Sikap kekanakan kembali ditampilkan para elit politik ini kala sidang paripurna pengesahan RUU Pilkada dimana kepala daerah akan kembali dipilih oleh DPRD. Koalisi oposisi bersikeras ingin mengesahkan RUU ini dengan alasan penghematan APBN, sementara koalisi pro pemerintahan baru menolak RUU ini dengan alasan tidak ingin membunuh hak demokrasi rakyat yang sudah susah payah didapatkan. Partai Demokrat sebagai partai penguasa kala itu, awalnya menolak RUU ini, tetapi saat voting akan mulai dilakukan mereka malah walk out dan mengakibatkan disahkannya RUU ini.
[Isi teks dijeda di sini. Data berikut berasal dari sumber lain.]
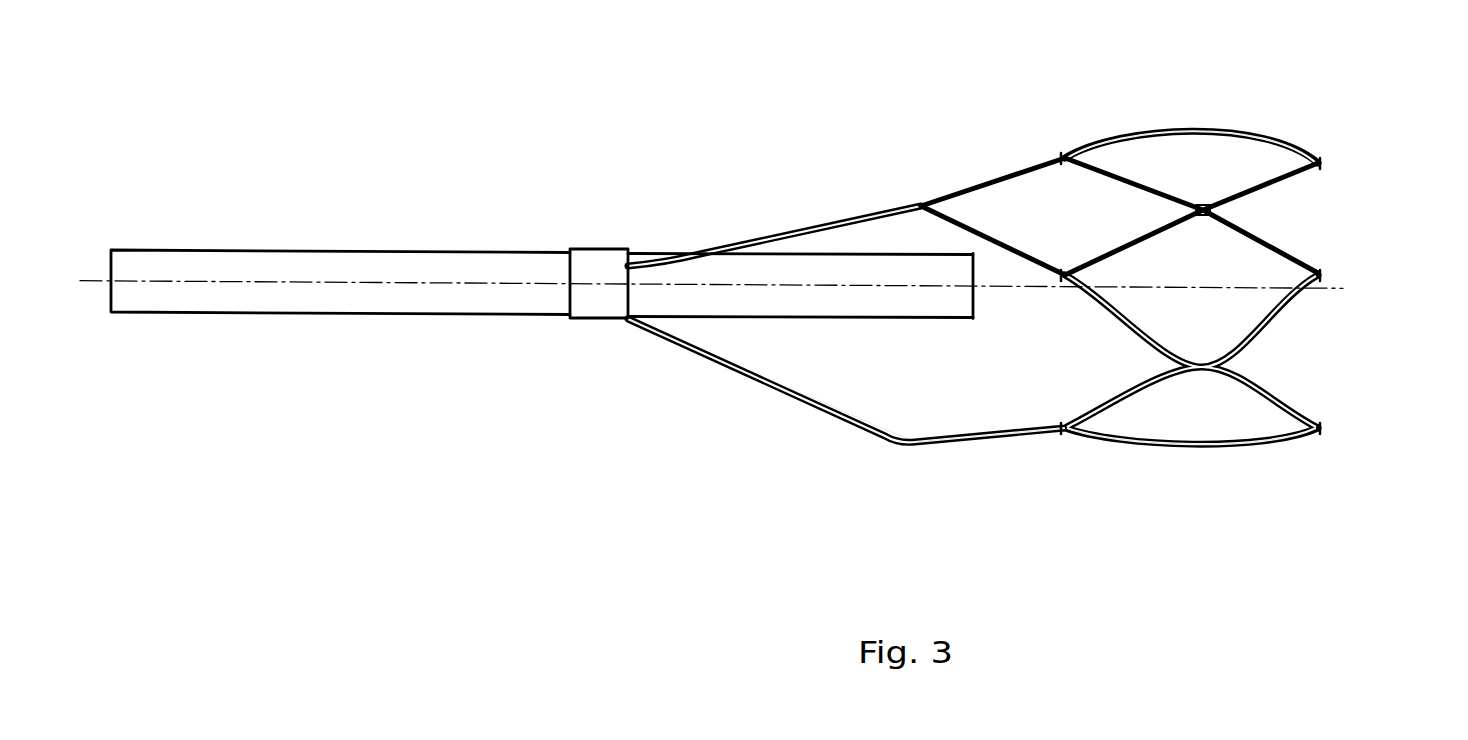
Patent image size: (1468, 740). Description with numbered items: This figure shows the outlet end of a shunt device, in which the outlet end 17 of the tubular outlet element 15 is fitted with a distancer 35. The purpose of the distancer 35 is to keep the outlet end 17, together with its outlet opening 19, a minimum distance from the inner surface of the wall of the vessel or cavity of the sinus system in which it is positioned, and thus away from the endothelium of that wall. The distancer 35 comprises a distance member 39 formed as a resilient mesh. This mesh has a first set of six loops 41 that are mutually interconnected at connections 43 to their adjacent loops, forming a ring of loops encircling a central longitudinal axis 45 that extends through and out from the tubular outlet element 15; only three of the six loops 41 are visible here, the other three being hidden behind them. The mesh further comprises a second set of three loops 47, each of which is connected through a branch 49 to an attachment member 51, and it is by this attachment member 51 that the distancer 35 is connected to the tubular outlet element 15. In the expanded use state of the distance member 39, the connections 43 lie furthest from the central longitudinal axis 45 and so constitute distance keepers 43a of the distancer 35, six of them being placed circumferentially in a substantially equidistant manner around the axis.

The tubular outlet element 15 is at (207, 268).
The outlet end 17 is at (815, 273).
The outlet opening 19 is at (973, 286).
The distancer 35 is at (1030, 336).
The distance member 39 is at (1108, 138).
The loops 41 is at (1307, 150).
The connections 43 is at (1203, 206).
The distance keepers 43a is at (1193, 443).
The central longitudinal axis 45 is at (1343, 288).
The second set of loops 47 is at (988, 180).
The branch 49 is at (837, 218).
The attachment member 51 is at (602, 266).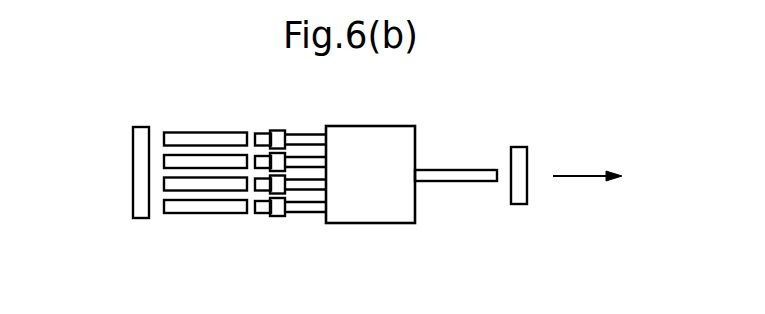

Banyak kalangan menilai UU ini dibuat untuk kepentingan politik kalangan tertentu bukan murni untuk rakyat.
Lebih lucu lagi saat pemilihan ketua DPR RI yang baru. Koalisi partai oposisi yang memang menang jumlah anggota begitu kentara menginginkan pemilihan melalui voting. Sementara sebagian partai pro pemerintah melakukan walk out dengan alasan suaranya tak dihormati. Jika setiap pengambilan keputusan selalu seperti ini, lalu bagaimana nasib bangsa ini selanjutnya? Siapa lagi yang akan membela kepentingan rakyat jika para elit politik yang mengaku sebagai wakil rakyat itu begitu sibuk dengan rebutan kekuasaan?
Inilah yang membuat masyarakat antipati pada dunia perpolitikan. Hal-hal seperti ini yang membuat generasi muda kita begitu muak dengan dunia politik.
Itulah wajah perpolitikan Indonesia hari ini. Mengatasnamakan rakyat demi kepentingan pribadi segelintir kelompok yang haus akan kekuasaan. Jadi jangan salahkan para generasi mendatang yang bersikap antipati terhadap bangsa dan negaranya sendiri karena mereka tak percaya pada dunia politik di negaranya.

Tapi, sebagai pemuda generasi penerus bangsa tidak seharusnya kita bersikap antipati terhadap dunia politik negara ini. Tugas kita adalah mengawal mereka yang menjalankan pemerintahan. Dunia politik Indonesia sudah banyak dihuni oleh orang-orang 'tidak baik', jika orang baik bersikap antipati maka selamanya orang 'tidak baik' itulah yang akan menguasai negara kita.